Last week we looked at the anti-evolution activists Texas State Board of Education Chairwoman Gail Lowe wants on official teams that later this spring will review proposed science instructional materials for Texas public schools. But Lowe has been pushing her anti-science crusade for years now.

For example, when the state board was considering new science curriculum standards in 2008-09, Lowe appointed one of three anti-evolution activists to a special advisory panel. Her appointee, Baylor University chemistry professor Charles Garner, had signed on to an anti-evolution petition from the creationist Discovery Institute. Garner and the other two anti-evolution advisers urged the state board to adopt standards that would open the door to creationist/”intelligent design” arguments in public school science classrooms. The board ultimately did just that, essentially ignoring hundreds of respected scientists and scholars — including Nobel laureates — from Texas institutions of higher education, the National Academy of Sciences and the American Association for the Advancement of Science who practically begged board members not to dumb down science education in Texas.

Lowe has also said on voter guides that she “strongly favors” teaching “intelligent design” (creationism) alongside evolution and creationist-claimed “weaknesses” of evolution in science classrooms. In 2003 she and three other State Board of Education members opposed the adoption of proposed new biology textbooks because the textbooks didn’t include those so-called “weaknesses” of evolution.

Lowe’s hostility to evidence-based information extends also into sex education.

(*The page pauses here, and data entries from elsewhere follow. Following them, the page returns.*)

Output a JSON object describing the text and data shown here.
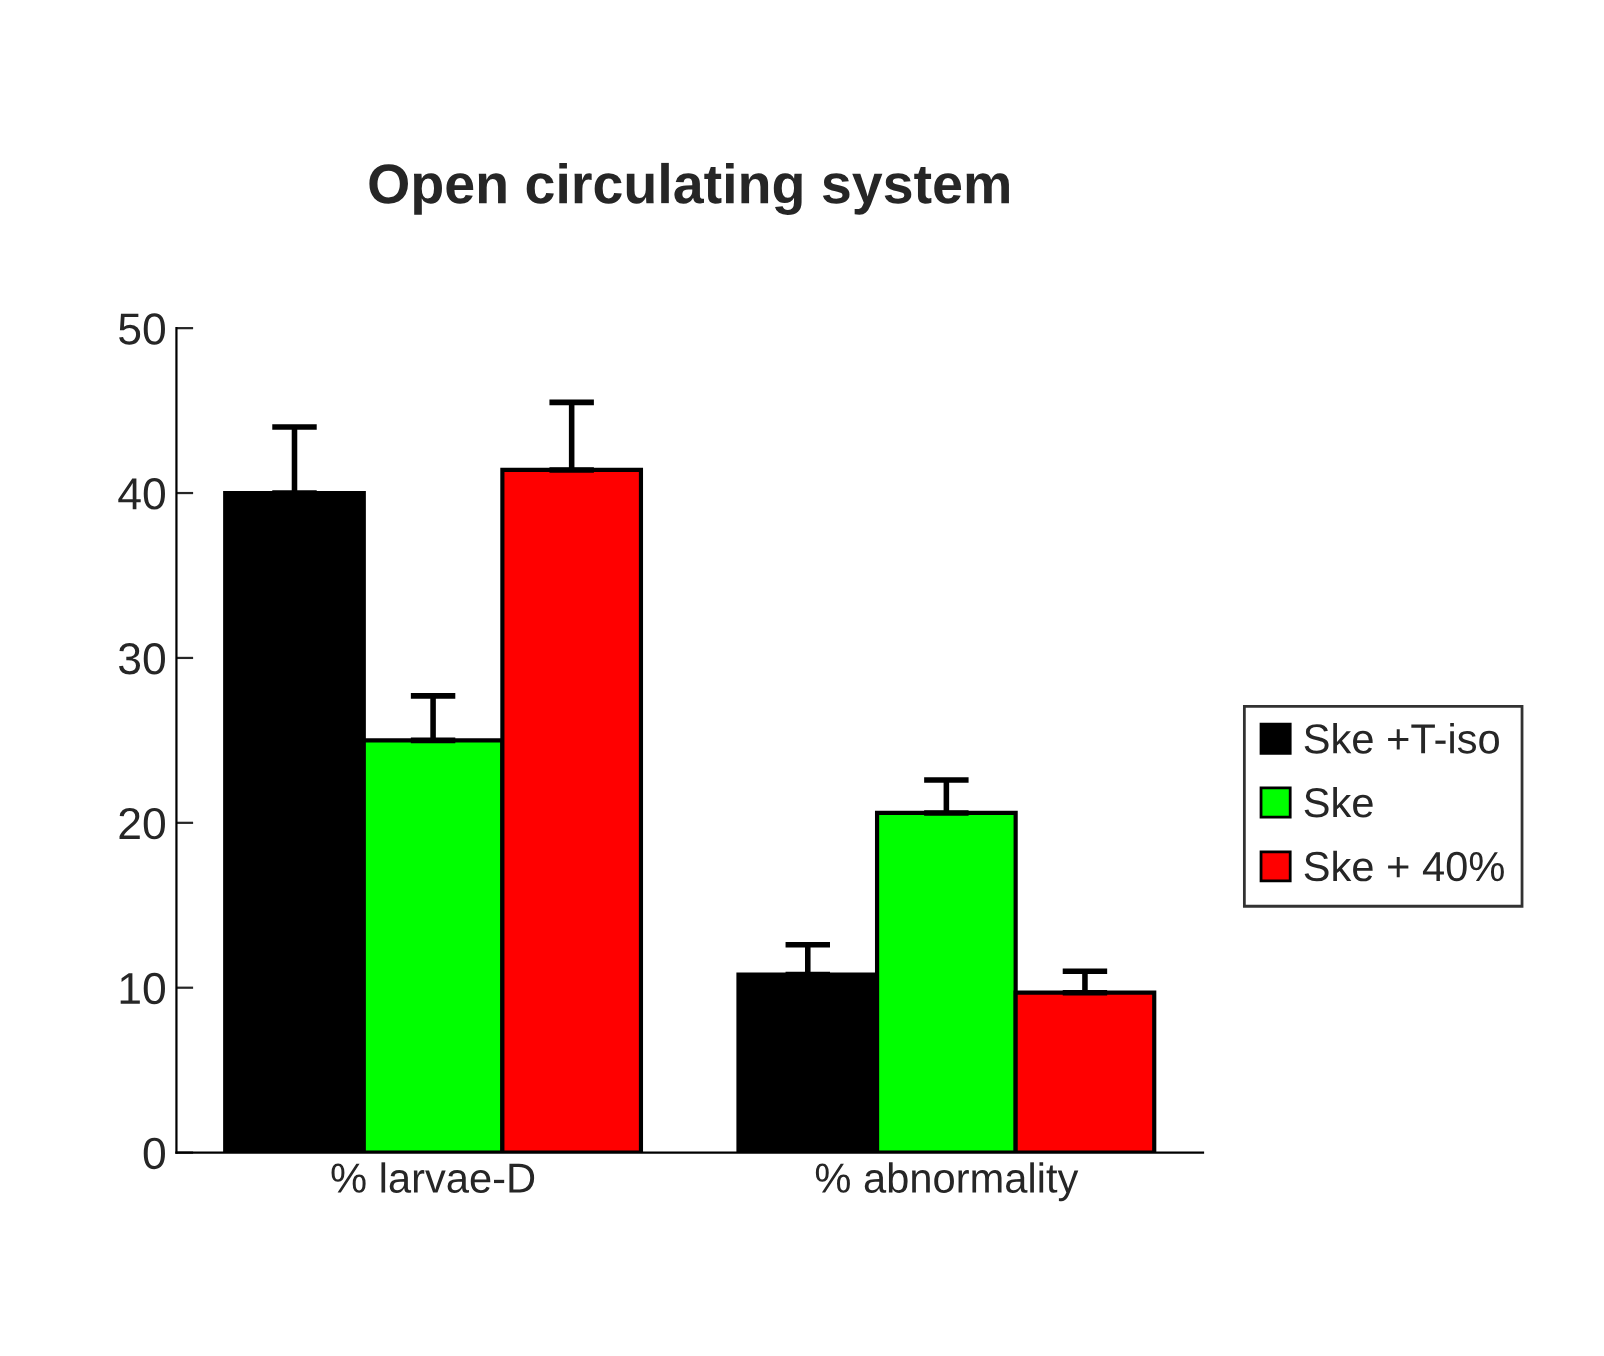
{
  "chart_data": {
    "type": "bar",
    "title": "Open circulating system",
    "categories": [
      "% larvae-D",
      "% abnormality"
    ],
    "series": [
      {
        "name": "Ske +T-iso",
        "color": "#000000",
        "values": [
          40,
          10.8
        ],
        "errors": [
          [
            40,
            44
          ],
          [
            10.8,
            12.6
          ]
        ]
      },
      {
        "name": "Ske",
        "color": "#00ff00",
        "values": [
          25,
          20.6
        ],
        "errors": [
          [
            25,
            27.7
          ],
          [
            20.6,
            22.6
          ]
        ]
      },
      {
        "name": "Ske + 40%",
        "color": "#ff0000",
        "values": [
          41.4,
          9.7
        ],
        "errors": [
          [
            41.4,
            45.5
          ],
          [
            9.7,
            11
          ]
        ]
      }
    ],
    "ylim": [
      0,
      50
    ],
    "yticks": [
      0,
      10,
      20,
      30,
      40,
      50
    ],
    "grid": false,
    "legend": "right"
  }
}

Texas has one of the highest teen birthrates in the nation even though more than 90 percent of Texas school districts teach abstinence-only in health classes. Yet Lowe voted for new health textbooks that don’t include a shred of medically accurate information on condoms and other forms of contraception and the prevention of sexually transmitted infections. (One textbook Lowe voted to approve instead suggested that a strategy for avoiding STDs is to “get plenty of rest” so that you make better decisions. Seriously.)

And Lowe rejects the overwhelming and growing evidence that human activities are contributing to global climate change. She even guaranteed one newspaper reporter in 2008 that she would vote against adopting any textbook that made such a connection.

In short, Gail Lowe’s record opposing the teaching of sound science in public schools is pretty clear. Her record in the debate over new social studies curriculum standards last year wasn’t any better. So why is someone who repeatedly puts her personal and political beliefs ahead of facts and sound scholarship chair of the State Board of Education?

2 thoughts on “Gail Lowe’s Anti-Science Crusade II

  1. These Know-Nothings on the TSBOE are an absolute menace to schoolchildren, an embarrassment to Texas, and mortal enemies of any aspect of the Truth that they find ideologically inconvenient to accept. Keep fighting the good fight, TFN; our childrens’ future depends upon it.

  2. It’s bad enough that this woman sits on the board. It’s even worse that she occupies the top spot. However, I think the fact that she represents MY district is what I’m most horrified by. The efforts made by the TSBOE in pushing their disgusting political agenda have made Texas a national laughingstock, not to mention lowered the value of a Texas public school education significantly.

    This board is dominated by deceitful bullies who will stop at nothing to force their extremist views onto children. I fear the time is coming when the only chance a child in Texas will have in receiving a decent public education will be to leave the state. It is absolutely shameful.